Poderia ser uma espécie de apelo político, mas é apenas uma decisão técnica tomada pelo Instituto de Medicina Regenerativa da Califórnia.Considerado durante anos como líder na investigação com células embrionárias, este Instituto decidiu passar a usar células estaminais adultas, a partir do momento em que os seus investidores declararam que queriam mais resultados e menos promessas.
Não foi por uma questão ética (deixar de manipular embriões humanos), mas por uma questão prática: é que as células adultas têm possibilitado tratamentos e resultados objetivos, enquanto as células extraídas à custa da morte de embriões não saem, há muitos anos, e apesar de muito dinheiro gasto, da fase de experimentação.
Em Espanha, o número de embriões humanos congelados continua a aumentar, como resultado das técnicas de procriação assistida.

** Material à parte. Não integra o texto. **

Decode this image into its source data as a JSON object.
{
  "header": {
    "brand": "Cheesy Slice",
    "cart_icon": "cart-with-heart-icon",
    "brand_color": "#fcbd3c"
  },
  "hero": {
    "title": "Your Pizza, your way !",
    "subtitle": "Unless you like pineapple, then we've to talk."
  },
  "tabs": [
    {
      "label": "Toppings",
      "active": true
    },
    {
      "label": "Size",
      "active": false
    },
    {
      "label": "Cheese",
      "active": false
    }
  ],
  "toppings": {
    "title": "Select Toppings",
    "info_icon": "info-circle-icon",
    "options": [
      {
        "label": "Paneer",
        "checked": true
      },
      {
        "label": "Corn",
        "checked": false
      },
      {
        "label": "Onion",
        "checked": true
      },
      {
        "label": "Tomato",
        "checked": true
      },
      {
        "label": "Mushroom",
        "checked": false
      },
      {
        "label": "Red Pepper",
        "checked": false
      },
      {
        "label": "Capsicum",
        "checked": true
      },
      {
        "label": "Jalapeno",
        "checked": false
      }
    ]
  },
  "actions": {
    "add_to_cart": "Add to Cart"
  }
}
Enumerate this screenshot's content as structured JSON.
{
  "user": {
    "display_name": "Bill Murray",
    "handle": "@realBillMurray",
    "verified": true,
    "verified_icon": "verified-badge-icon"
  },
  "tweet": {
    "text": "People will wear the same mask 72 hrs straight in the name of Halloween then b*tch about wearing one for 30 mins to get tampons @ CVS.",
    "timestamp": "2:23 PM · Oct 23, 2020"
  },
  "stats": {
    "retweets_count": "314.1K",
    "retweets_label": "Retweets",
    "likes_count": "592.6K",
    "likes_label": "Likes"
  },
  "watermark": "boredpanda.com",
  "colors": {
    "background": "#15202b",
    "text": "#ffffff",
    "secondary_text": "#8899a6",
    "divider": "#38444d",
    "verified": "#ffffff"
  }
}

Na Catalunha, a única Comunidade autónoma com registo, há 61.000 embriões congelados, quatro vezes mais que em 2001. O jornal El País (22de Abril), diz que os responsáveis das clínicas de fertilização se queixam que o número aumenta e que não sabem que fazer com estes embriões.
A lei espanhola (2006) previa quatro possíveis destinos para os embriões excedentários dos processos de fecundação in vitro. O casal podia escolher: guardá-los para uma futura utilização, doá-los para adopção, destiná-los à investigação,ou destruí-los.
A opção menos usada é a destruição, menos de 10%.
A adopção por casais também não é bem aceite, nem por parte dos pais, nem dos possíveis adoptantes.
A doação para investigação (com a consequência da destruição do embrião) foi o novo caminho aberto na reforma legal de 2006. Pensava-se que a ciência ganharia com isso e que, também, as clínicas resolviam um problema.
Julgava-se que os investigadores estavam ansiosos por dispor destas células.
Mas agora acontece que, contra todos os prognósticos, não há qualquer pedido de embriões para investigação, a julgar pelo que diz a citada reportagem.
"O entusiasmo pelas células estaminais embrionárias diminuiu, agora há outras opções", reconhece Joaquim Calaf, do Centro de Reprodução Assistida da Fundación Puigvert.
Podemos quase chegar a pensar que a investigação com células estaminais embrionárias deixou de ter interesse ou já não é prioritária, se se pode dispor de células adultas ou das adultas reprogramadas.
Em qualquer caso, a experiência destas clínicas é que, apesar de que, entre 5 % e 10 % dos casais estariam dispostos a doar os seus embriões para investigar, não há um interesse correspondente entre os cientistas.